Le cadre de dialogue bilatéral structuré entre l’Éthiopie et les États-Unis, récemment signé, témoigne également des efforts visant à approfondir la coopération dans les domaines du commerce, de l’investissement, de la défense, ainsi que de la paix et de la sécurité régionales.
Une semaine placée sous le signe de la réconciliation nationale et de l’engagement international
Dans l’ensemble, les événements de cette semaine ont mis en évidence les efforts déployés par l’Éthiopie pour faire progresser la réconciliation nationale tout en renforçant sa diplomatie économique, en attirant les investissements et en développant des partenariats stratégiques à travers l’Afrique et au-delà.
Le lancement du Dialogue national a marqué une tentative potentiellement transformatrice visant à résoudre des décennies de désaccords politiques par la consultation et le consensus plutôt que par la confrontation.
Cependant, les événements survenus dans la région du Tigré ont également montré que des défis importants subsistent pour mettre pleinement en œuvre les accords de paix, rétablir la confiance et répondre aux griefs régionaux.

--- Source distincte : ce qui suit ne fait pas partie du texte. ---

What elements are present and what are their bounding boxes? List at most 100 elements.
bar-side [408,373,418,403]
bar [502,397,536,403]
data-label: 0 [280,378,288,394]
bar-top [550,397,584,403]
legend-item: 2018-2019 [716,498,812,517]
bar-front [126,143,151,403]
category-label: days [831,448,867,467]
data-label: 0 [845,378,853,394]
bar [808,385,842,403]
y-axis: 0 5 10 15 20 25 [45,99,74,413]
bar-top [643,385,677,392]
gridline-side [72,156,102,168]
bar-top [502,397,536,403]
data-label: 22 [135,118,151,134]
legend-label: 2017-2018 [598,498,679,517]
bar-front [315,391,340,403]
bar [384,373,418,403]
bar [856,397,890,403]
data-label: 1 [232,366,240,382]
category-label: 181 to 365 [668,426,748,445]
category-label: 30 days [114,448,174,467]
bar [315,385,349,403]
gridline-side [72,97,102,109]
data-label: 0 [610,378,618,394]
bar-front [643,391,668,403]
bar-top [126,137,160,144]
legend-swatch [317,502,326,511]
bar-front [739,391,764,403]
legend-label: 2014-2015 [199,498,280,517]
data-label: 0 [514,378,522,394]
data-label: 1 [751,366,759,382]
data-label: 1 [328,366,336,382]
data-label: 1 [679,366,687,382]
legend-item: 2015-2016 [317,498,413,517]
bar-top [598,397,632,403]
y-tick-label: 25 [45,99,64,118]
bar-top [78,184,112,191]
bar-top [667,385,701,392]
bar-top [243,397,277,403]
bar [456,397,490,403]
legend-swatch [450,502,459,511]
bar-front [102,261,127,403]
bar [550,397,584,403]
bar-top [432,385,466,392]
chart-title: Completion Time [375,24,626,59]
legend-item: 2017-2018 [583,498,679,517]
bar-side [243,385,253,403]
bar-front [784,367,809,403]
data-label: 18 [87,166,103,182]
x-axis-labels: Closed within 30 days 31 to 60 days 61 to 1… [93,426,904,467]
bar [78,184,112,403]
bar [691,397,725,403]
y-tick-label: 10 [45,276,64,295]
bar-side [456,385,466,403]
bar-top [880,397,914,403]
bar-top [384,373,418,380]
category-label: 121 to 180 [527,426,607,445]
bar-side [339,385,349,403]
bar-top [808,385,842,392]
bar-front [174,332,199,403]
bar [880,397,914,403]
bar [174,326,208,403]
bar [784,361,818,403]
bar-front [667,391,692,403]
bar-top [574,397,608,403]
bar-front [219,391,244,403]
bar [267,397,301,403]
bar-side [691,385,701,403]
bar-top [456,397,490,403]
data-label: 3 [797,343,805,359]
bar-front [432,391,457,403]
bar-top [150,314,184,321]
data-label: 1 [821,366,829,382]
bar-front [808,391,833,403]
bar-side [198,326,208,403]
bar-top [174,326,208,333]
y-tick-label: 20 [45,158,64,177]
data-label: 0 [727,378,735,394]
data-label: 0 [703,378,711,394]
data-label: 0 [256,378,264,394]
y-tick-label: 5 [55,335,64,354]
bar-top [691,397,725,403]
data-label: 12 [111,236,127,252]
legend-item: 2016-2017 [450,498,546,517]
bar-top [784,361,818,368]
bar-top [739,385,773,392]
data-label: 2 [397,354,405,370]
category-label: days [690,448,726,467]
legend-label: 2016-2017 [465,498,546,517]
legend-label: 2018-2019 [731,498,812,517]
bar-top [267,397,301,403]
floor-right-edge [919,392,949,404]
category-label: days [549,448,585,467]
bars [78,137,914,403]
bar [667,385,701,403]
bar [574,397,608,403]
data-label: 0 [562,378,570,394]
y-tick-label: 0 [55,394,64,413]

Au-delà de la politique intérieure, l’Éthiopie a continué à faire valoir ses intérêts stratégiques sur des questions telles que le GERD et l’accès maritime, tout en renforçant ses relations avec l’Union européenne, les institutions financières africaines et les pays du Golfe.
Parallèlement, les investissements dans les infrastructures, l’extension des liaisons aériennes et les retombées économiques croissantes générées par le GERD ont reflété l’importance que le gouvernement continue d’accorder au développement à long terme et à la transformation économique.
Alors que le Dialogue national se poursuivra dans les semaines à venir, sa capacité à formuler des recommandations concrètes, à renforcer la confiance du public et à aborder les questions politiques les plus complexes de l’Éthiopie sera suivie de près tant au niveau national qu’à l’étranger.
Ses résultats, associés aux efforts continus de l’Éthiopie pour approfondir la coopération régionale, élargir ses partenariats stratégiques et accélérer la transformation économique, pourraient jouer un rôle décisif dans l’orientation du pays vers davantage de paix, de stabilité et de développement.
Pour l’Éthiopie, cette semaine a été l’occasion de rappeler avec force l’ampleur des défis à venir, mais aussi la détermination croissante du pays à les relever par le dialogue sur le plan national, le développement sur le terrain et la diplomatie à l’étranger.